文摘This study aimed to investigate the production of some metabolites (i.e., antibiotics, amylases and cellulases) of terrestrial actinomycetes isolated from medicinal plant rhizosphere soils. Initially, the soil samples were collected from Camellia sinensis (L) Okuntze., Peuraria mirifca Airy Shaw Suvatabandhua., Ananus comosus Merr., Elephantopus scaber Linn., Orthosiphon grandiforus Bolding., Jatropha multifda Linn. and Senna siamea. To screen and isolate actinomycetes, the soil samples were pretreated by air-drying and subsequent heat incubation. The bacterial isolates exhibiting actinomycetes features were then randomly screened for their production of amylases, cellulases and antibiotics.
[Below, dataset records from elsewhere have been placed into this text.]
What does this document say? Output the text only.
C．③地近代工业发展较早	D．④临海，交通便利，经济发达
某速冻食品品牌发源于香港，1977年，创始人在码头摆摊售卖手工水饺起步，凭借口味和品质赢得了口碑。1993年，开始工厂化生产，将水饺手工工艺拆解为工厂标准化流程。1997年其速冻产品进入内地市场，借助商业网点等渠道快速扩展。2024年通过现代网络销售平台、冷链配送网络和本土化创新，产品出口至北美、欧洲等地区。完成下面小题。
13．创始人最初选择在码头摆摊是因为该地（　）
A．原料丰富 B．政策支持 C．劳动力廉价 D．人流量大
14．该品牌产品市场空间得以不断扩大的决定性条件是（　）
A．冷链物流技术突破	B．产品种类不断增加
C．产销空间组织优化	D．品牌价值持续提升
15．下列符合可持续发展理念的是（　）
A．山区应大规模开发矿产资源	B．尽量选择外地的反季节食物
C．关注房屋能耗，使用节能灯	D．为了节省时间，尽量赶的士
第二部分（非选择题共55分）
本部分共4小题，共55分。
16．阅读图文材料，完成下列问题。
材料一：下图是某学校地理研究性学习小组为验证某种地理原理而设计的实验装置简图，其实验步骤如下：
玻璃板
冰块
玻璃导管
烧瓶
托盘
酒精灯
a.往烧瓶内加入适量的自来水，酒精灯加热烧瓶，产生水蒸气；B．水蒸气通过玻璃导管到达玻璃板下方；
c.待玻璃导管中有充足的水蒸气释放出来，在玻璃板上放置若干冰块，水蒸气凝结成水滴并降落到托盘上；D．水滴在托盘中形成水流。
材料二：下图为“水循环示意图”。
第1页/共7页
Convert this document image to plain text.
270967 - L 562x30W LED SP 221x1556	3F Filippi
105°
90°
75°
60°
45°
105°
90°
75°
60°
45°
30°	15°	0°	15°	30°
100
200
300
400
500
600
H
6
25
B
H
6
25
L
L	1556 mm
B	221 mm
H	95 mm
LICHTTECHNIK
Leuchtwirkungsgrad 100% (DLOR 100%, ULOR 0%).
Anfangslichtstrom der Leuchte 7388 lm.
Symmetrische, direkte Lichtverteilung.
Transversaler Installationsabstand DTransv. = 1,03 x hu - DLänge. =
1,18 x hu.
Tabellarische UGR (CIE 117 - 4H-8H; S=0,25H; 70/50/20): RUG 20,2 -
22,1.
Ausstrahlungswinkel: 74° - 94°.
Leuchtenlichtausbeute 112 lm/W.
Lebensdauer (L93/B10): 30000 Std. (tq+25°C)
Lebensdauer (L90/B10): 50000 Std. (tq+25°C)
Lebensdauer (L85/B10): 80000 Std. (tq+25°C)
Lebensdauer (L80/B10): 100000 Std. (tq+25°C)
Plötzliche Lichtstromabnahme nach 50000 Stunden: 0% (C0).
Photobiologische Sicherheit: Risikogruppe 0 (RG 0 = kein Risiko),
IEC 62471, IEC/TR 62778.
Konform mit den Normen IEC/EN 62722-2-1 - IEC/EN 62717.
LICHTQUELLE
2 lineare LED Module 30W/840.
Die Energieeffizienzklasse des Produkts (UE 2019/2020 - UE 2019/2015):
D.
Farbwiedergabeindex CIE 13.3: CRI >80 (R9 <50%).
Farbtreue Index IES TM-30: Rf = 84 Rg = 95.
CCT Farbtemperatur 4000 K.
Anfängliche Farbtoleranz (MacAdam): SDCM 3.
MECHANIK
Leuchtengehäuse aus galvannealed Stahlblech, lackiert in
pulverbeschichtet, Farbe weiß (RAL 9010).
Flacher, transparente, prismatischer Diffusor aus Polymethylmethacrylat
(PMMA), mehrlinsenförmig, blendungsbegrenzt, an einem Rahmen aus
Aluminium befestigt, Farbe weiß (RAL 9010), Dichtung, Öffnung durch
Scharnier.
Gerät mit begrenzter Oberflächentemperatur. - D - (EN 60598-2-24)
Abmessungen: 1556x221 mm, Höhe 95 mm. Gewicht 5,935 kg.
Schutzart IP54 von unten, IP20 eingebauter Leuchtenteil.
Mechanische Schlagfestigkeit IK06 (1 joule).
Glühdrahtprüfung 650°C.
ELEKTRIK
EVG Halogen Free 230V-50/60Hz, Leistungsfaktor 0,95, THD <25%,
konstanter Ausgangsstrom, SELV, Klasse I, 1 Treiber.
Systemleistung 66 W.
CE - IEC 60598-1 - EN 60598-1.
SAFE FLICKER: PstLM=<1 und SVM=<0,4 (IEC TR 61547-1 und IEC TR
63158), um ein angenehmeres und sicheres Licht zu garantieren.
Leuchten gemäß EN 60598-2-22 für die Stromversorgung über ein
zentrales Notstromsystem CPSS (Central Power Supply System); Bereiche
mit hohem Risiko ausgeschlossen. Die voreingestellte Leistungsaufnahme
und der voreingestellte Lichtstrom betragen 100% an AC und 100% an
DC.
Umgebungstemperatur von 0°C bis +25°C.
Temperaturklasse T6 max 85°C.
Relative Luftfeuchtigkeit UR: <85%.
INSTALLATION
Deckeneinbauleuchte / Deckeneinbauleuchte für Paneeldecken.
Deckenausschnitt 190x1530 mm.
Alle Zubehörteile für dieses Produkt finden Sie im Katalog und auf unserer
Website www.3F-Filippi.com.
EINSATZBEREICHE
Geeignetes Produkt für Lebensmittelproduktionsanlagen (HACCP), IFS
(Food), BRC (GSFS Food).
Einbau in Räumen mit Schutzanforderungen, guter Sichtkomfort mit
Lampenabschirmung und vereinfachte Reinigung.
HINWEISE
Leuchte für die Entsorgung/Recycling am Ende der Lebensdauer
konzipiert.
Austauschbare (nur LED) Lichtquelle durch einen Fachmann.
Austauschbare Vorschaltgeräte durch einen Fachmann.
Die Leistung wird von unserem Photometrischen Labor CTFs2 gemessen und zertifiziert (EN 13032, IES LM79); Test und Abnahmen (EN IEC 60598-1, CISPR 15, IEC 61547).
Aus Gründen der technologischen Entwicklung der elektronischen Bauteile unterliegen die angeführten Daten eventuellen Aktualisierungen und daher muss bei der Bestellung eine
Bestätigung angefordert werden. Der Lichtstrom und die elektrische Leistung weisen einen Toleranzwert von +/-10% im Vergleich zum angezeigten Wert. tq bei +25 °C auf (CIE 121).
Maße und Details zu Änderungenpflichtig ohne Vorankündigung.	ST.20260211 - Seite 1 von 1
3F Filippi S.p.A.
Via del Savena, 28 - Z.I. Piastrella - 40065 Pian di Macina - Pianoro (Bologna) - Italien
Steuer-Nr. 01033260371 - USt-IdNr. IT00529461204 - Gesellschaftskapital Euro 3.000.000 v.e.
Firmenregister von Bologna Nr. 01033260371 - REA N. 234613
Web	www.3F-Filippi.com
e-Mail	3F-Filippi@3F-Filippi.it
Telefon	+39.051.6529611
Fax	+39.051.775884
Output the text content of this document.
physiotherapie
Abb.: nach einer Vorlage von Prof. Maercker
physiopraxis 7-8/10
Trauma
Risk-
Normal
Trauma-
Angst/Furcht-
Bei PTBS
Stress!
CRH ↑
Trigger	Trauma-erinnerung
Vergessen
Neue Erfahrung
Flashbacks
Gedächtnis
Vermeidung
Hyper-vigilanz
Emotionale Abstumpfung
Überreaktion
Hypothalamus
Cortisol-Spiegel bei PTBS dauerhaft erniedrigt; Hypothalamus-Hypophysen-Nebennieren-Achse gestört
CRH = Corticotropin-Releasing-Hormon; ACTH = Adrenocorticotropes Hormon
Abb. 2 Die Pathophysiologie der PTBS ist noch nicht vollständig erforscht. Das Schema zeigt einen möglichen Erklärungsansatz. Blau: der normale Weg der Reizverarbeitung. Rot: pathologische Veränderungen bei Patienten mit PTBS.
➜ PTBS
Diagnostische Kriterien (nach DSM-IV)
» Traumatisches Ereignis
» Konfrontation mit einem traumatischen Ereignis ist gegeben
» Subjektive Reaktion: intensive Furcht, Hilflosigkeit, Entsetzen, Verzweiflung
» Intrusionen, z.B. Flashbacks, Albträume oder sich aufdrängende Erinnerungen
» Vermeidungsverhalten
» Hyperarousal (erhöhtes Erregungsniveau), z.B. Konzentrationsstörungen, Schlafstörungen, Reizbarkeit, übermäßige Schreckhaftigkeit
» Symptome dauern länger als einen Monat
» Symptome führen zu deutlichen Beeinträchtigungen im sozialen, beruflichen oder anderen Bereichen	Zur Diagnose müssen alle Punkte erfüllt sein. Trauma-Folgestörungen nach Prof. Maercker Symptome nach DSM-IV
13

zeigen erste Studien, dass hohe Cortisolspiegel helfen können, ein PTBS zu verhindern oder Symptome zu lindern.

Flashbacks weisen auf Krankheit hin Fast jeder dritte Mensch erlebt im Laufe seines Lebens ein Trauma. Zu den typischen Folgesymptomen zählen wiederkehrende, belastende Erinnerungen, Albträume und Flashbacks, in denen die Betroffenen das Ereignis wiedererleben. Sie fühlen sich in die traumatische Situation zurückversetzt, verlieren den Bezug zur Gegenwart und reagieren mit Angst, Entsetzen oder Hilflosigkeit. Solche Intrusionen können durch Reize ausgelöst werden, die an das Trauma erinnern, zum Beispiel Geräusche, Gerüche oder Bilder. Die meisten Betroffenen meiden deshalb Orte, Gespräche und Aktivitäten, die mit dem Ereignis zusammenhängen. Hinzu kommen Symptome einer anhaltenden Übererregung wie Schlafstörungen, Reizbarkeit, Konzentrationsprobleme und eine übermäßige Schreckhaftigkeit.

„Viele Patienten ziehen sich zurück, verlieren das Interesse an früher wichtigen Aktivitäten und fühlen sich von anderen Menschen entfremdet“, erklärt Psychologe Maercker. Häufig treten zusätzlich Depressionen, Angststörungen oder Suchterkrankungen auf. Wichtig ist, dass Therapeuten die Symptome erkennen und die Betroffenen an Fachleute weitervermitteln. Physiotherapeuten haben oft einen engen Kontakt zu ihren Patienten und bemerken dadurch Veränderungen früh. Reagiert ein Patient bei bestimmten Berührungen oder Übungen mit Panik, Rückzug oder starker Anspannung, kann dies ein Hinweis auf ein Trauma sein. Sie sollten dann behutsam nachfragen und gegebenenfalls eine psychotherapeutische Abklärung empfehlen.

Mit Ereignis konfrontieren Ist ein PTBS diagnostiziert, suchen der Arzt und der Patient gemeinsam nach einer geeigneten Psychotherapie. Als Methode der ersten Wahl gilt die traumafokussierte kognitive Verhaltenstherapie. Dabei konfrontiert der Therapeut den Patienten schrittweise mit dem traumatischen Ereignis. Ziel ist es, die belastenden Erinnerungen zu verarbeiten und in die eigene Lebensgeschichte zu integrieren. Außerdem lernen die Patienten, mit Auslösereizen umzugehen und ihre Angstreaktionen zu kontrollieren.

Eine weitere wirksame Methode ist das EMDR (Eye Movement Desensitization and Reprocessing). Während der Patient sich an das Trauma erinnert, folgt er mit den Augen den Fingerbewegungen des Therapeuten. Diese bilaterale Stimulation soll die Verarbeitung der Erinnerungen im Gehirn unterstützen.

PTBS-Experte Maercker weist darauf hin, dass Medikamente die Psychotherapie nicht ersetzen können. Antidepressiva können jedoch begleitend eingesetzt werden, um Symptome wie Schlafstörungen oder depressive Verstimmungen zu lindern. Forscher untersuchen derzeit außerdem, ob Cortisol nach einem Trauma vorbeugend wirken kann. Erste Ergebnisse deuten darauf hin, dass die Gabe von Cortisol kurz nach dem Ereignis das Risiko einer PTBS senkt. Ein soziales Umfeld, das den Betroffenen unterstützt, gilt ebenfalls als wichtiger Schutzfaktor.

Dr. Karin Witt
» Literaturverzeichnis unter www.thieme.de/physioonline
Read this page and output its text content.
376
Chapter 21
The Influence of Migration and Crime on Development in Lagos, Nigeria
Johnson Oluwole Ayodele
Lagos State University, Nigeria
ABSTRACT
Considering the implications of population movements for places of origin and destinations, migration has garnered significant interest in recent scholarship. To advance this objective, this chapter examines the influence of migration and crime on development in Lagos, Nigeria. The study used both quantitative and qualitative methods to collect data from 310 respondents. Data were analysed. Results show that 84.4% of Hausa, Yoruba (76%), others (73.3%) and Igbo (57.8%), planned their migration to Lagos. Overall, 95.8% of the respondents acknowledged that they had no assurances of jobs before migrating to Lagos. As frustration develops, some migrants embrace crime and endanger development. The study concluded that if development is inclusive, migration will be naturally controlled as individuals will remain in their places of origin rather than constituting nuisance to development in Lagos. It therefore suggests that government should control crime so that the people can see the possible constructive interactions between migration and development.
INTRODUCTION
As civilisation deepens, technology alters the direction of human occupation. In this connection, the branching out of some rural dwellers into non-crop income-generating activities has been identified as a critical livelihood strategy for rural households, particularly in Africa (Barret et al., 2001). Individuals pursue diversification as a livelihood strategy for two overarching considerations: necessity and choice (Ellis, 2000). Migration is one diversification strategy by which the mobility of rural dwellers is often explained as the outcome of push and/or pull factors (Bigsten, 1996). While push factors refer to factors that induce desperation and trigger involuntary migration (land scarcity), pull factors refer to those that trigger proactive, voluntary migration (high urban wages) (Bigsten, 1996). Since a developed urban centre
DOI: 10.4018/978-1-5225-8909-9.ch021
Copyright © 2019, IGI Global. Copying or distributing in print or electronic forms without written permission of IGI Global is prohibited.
It was found that 130 isolates (from 136) could produce amylases; 40 (from 107) produced cellulases; and seven (from 45) exhibited antimicrobial activity. The data of this study were preliminary, and yet demonstrated a rich diversity of rhizo-actinomycetes from medicinal plants. Besides, these organisms could be an untapped source for discovering of biotechnologically useful metabolites.